Ownership of the Latchmere Recreation Ground was conveyed by William John Manners Tollemache, 9th Earl of Dysart and the Dysart Trustees on 23 February 1904 to the Municipal Borough of Kingston-upon-Thames, "Kingston Corporation", as part of the settlement of the Richmond, Petersham and Ham Open Spaces Act 1902. The land itself, though, remained within and defined part of the southern boundary of Ham Urban District. The indenture contained covenants constraining the use of the land and preventing unrelated building development:
"The Corporation shall at all times retain and preserve the said piece of land as a cricket and athletic ground or other place of exercise and recreation for the use of the inhabitants of the said Borough and other persons in conjunction with such inhabitants ..."

"... the Corporation shall not suffer any building to be erected thereon or on any part thereof except a pavilion or such other building or buildings as may conduce to the more convenient user of the said piece of land as aforesaid ..."

The site was included in 261 acres of southern Ham transferred to the Municipal Borough of Kingston when Ham Urban District was abolished in 1933.
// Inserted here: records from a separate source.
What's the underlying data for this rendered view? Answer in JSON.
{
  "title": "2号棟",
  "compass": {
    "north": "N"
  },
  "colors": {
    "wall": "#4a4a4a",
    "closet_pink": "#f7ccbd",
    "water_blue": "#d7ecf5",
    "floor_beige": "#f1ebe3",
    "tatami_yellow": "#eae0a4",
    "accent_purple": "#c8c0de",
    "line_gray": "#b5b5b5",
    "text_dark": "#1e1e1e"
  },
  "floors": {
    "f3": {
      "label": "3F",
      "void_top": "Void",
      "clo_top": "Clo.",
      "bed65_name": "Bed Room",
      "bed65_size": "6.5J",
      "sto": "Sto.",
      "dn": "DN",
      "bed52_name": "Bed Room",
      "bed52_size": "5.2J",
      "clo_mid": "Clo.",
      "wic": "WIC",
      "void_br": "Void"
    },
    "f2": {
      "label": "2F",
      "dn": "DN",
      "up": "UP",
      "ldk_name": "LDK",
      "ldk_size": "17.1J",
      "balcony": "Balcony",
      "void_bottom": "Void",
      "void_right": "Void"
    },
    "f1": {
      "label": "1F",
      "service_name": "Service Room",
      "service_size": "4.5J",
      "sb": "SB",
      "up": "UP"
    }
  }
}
During World War II part of the recreation grounds, as well as nearby Dinton Field, were cultivated for growing vegetables. A high-explosive bomb fell near the site during the Blitz and in 1944 a V-1 flying bomb landed in the recreation ground, damaging nearby Latchmere School.

==Uses==
Children's football is played regularly on the ground with regular training and matches organised by Kingston Little League Football. A study conducted in 2011 identified a deficit of public playing field facilities in the area close to Kingston town centre, highlighting the relative importance of the site. The adjacent primary schools make use of the field for organised sport and recreation. The ground is used informally by many local residents throughout the year.

==Management==
The site is currently maintained and managed by Kingston council's outsourced contractor, Idverde via its subsidiary company, Quadrillon Services.
A community group, the 'Friends of Latchmere Recreation Ground' (FoLaR), was formed in 2017 to support the use and development of the site. Plans for improving the natural environmental facilities by building a wildlife pond and possibly re-exposing part of the culverted Latchmere Stream have been proposed.